What it speaks to is the difficulty of winning a World Series, even with a team that looks as indomitable as the Braves, they of the franchise-record eight All-Stars, leading MVP candidate in Ronald Acuña Jr. and a pitching staff that led the National League in ERA before Tuesday’s games and could be healthier (and better) in the season’s second half.
Particularly with the expanded postseason field, the odds generally are against any one specific team winning the World Series. Any attempt to sift through data to identify a sure champion likely will be fruitless.
For instance, over the past 15 seasons, the major-league regular-season leader in run differential – the team that has beaten its opponents by the most runs and would seem to be a logical favorite – has won only three times. In fact, the run-differential champion failed to reach the World Series in 11 of the 15 seasons.
There are no sure bets, particularly with a best-of-three wild-card round and a best-of-five divisional round, where chance plays a larger role in the outcome. No one who has been a Braves fan for longer than four months needs to be told that. Ask Dodgers fans, who last year saw their 111-win team (with the widest run differential of any team since 1939) stumble in four games to the Padres at the divisional round.
There is no shortage of reasons to believe the Braves have as strong a chance as any team to reach the destination they and their fans are pointing to.
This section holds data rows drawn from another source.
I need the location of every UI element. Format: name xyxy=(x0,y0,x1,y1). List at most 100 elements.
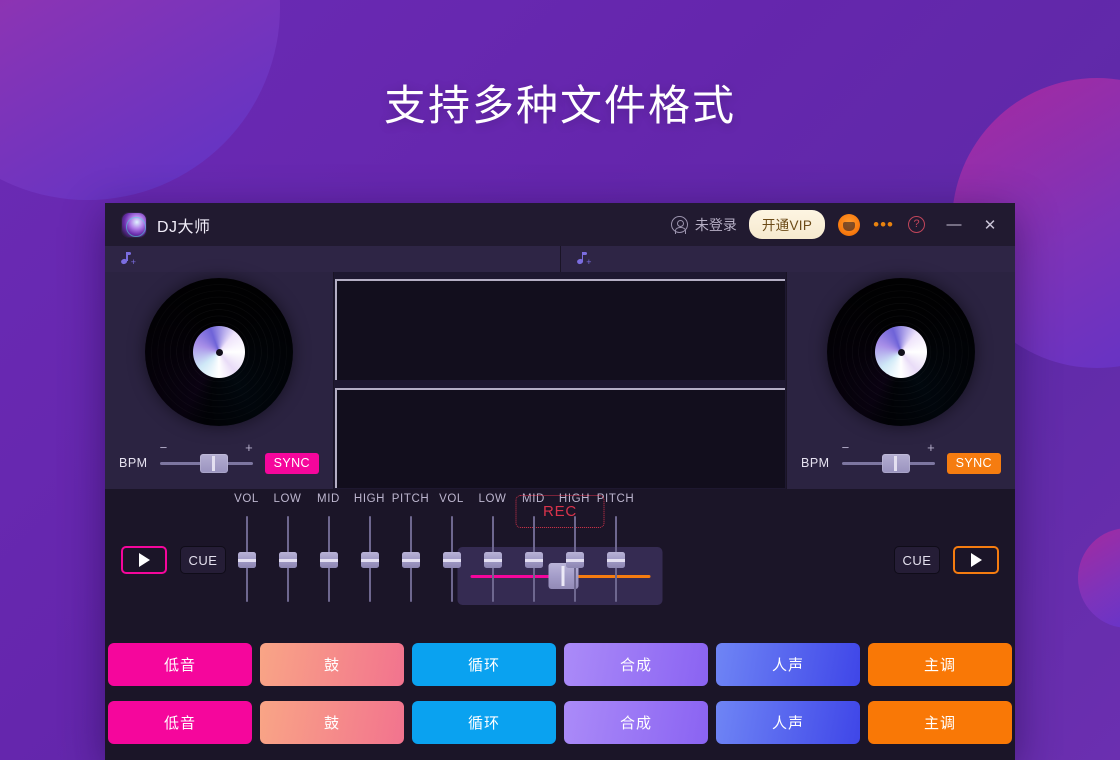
fader-col-left-mid: MID xyxy=(308,493,349,602)
app-titlebar: DJ大师 未登录 开通VIP ••• ? — ✕ xyxy=(105,203,1015,246)
bpm-knob-right[interactable] xyxy=(881,454,910,473)
pad-row1-3[interactable]: 循环 xyxy=(412,643,556,686)
transport-left: CUE xyxy=(105,489,226,574)
bpm-label-right: BPM xyxy=(801,456,830,470)
fader-right-mid[interactable] xyxy=(524,516,543,602)
cue-button-right[interactable]: CUE xyxy=(894,546,940,574)
bpm-slider-right[interactable]: − + xyxy=(841,441,935,475)
fader-left-vol[interactable] xyxy=(237,516,256,602)
turntable-left[interactable] xyxy=(105,272,333,432)
minimize-glyph: — xyxy=(946,216,962,233)
dj-app-window: DJ大师 未登录 开通VIP ••• ? — ✕ + + BPM − + SYN… xyxy=(105,203,1015,760)
dj-disc-logo-icon xyxy=(121,211,147,238)
play-triangle-icon xyxy=(970,553,982,567)
track-load-row: + + xyxy=(105,246,1015,272)
fader-col-left-low: LOW xyxy=(267,493,308,602)
pad-row2-6[interactable]: 主调 xyxy=(868,701,1012,744)
question-circle-icon[interactable]: ? xyxy=(908,216,925,233)
fader-knob[interactable] xyxy=(524,552,543,568)
bpm-plus-left[interactable]: + xyxy=(245,441,253,454)
fader-label-left-high: HIGH xyxy=(353,493,386,505)
account-label: 未登录 xyxy=(694,216,737,233)
close-icon[interactable]: ✕ xyxy=(979,216,1001,234)
play-button-right[interactable] xyxy=(953,546,999,574)
background-circle-bottom-right xyxy=(1078,528,1120,628)
vinyl-record-icon xyxy=(145,278,293,426)
fader-left-mid[interactable] xyxy=(319,516,338,602)
fader-knob[interactable] xyxy=(565,552,584,568)
fader-right-vol[interactable] xyxy=(442,516,461,602)
bpm-label-left: BPM xyxy=(119,456,148,470)
fader-col-left-pitch: PITCH xyxy=(390,493,431,602)
pad-row2-4[interactable]: 合成 xyxy=(564,701,708,744)
fader-knob[interactable] xyxy=(278,552,297,568)
fader-knob[interactable] xyxy=(237,552,256,568)
pad-row2-3[interactable]: 循环 xyxy=(412,701,556,744)
mixer-section: CUE VOL LOW MID HIGH PITCH REC VOL LOW MID HIGH… xyxy=(105,489,1015,634)
minimize-icon[interactable]: — xyxy=(943,216,965,233)
fader-label-left-low: LOW xyxy=(273,493,302,505)
play-button-left[interactable] xyxy=(121,546,167,574)
fader-knob[interactable] xyxy=(606,552,625,568)
deck-right: BPM − + SYNC xyxy=(787,272,1015,489)
fader-knob[interactable] xyxy=(442,552,461,568)
sync-button-left[interactable]: SYNC xyxy=(264,452,319,474)
turntable-right[interactable] xyxy=(787,272,1015,432)
bpm-row-left: BPM − + SYNC xyxy=(105,441,333,475)
vinyl-record-icon xyxy=(827,278,975,426)
titlebar-right-controls: 未登录 开通VIP ••• ? — ✕ xyxy=(670,210,1001,239)
pad-row1-1[interactable]: 低音 xyxy=(108,643,252,686)
bpm-row-right: BPM − + SYNC xyxy=(787,441,1015,475)
more-dots-icon[interactable]: ••• xyxy=(873,216,894,233)
deck-area: BPM − + SYNC BPM − + SYNC xyxy=(105,272,1015,489)
fader-knob[interactable] xyxy=(483,552,502,568)
music-note-plus-icon: + xyxy=(119,251,136,267)
music-note-plus-icon: + xyxy=(575,251,592,267)
pad-row2-1[interactable]: 低音 xyxy=(108,701,252,744)
fader-col-left-vol: VOL xyxy=(226,493,267,602)
pad-row-top: 低音鼓循环 合成 人声 主调 xyxy=(105,643,1015,686)
fader-col-left-high: HIGH xyxy=(349,493,390,602)
fader-label-left-mid: MID xyxy=(317,493,340,505)
fader-knob[interactable] xyxy=(319,552,338,568)
fader-right-high[interactable] xyxy=(565,516,584,602)
fader-left-low[interactable] xyxy=(278,516,297,602)
account-button[interactable]: 未登录 xyxy=(670,215,737,235)
transport-right: CUE xyxy=(894,489,1015,574)
open-vip-button[interactable]: 开通VIP xyxy=(748,210,826,239)
bpm-minus-left[interactable]: − xyxy=(160,441,168,454)
fader-knob[interactable] xyxy=(360,552,379,568)
waveform-display-bottom[interactable] xyxy=(335,387,785,488)
fader-bank-left: VOL LOW MID HIGH PITCH xyxy=(226,489,431,602)
load-track-left[interactable]: + xyxy=(105,246,560,272)
pad-row-bottom: 低音鼓循环 合成 人声 主调 xyxy=(105,701,1015,744)
sync-button-right[interactable]: SYNC xyxy=(946,452,1001,474)
bpm-minus-right[interactable]: − xyxy=(842,441,850,454)
pad-row1-6[interactable]: 主调 xyxy=(868,643,1012,686)
waveform-display-top[interactable] xyxy=(335,279,785,380)
bpm-slider-left[interactable]: − + xyxy=(159,441,253,475)
pad-row2-2[interactable]: 鼓 xyxy=(260,701,404,744)
app-title: DJ大师 xyxy=(157,218,211,236)
page-title: 支持多种文件格式 xyxy=(383,82,736,129)
fader-label-left-vol: VOL xyxy=(234,493,259,505)
pad-row1-2[interactable]: 鼓 xyxy=(260,643,404,686)
pad-row2-5[interactable]: 人声 xyxy=(716,701,860,744)
deck-left: BPM − + SYNC xyxy=(105,272,333,489)
bpm-knob-left[interactable] xyxy=(199,454,228,473)
fader-knob[interactable] xyxy=(401,552,420,568)
fader-label-left-pitch: PITCH xyxy=(391,493,430,505)
fader-right-pitch[interactable] xyxy=(606,516,625,602)
user-circle-icon xyxy=(670,216,688,234)
load-track-right[interactable]: + xyxy=(559,246,1016,272)
pad-row1-5[interactable]: 人声 xyxy=(716,643,860,686)
play-triangle-icon xyxy=(138,553,150,567)
fader-right-low[interactable] xyxy=(483,516,502,602)
headset-icon[interactable] xyxy=(838,213,861,236)
bpm-plus-right[interactable]: + xyxy=(927,441,935,454)
fader-left-pitch[interactable] xyxy=(401,516,420,602)
cue-button-left[interactable]: CUE xyxy=(180,546,226,574)
waveform-panel xyxy=(334,272,786,489)
fader-left-high[interactable] xyxy=(360,516,379,602)
pad-row1-4[interactable]: 合成 xyxy=(564,643,708,686)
The offense’s consistent power and production – first in the majors in home runs and OPS – can be staggering. The pitching staff, anchored by Spencer Strider, may show even better should Max Fried and Kyle Wright return from injury in something close to their previous form. Seemingly every move made by president of baseball operations Alex Anthopoulos works out according to plan. The clubhouse rapport seems healthy and stable.
It could well happen; there’s certainly no reason why it couldn’t. The intent of today’s offering wasn’t to cast doubt or stir up dread. When I decided to inspect the fates of previous month-long winners of the Braves’ scale in June, I wasn’t sure what the data would reveal.
But, as in all ventures, savoring each moment and keeping guards on the optimism seem courses of action that even blazing Jonathan Vero could endorse. And, if possible, avoid the Yankees.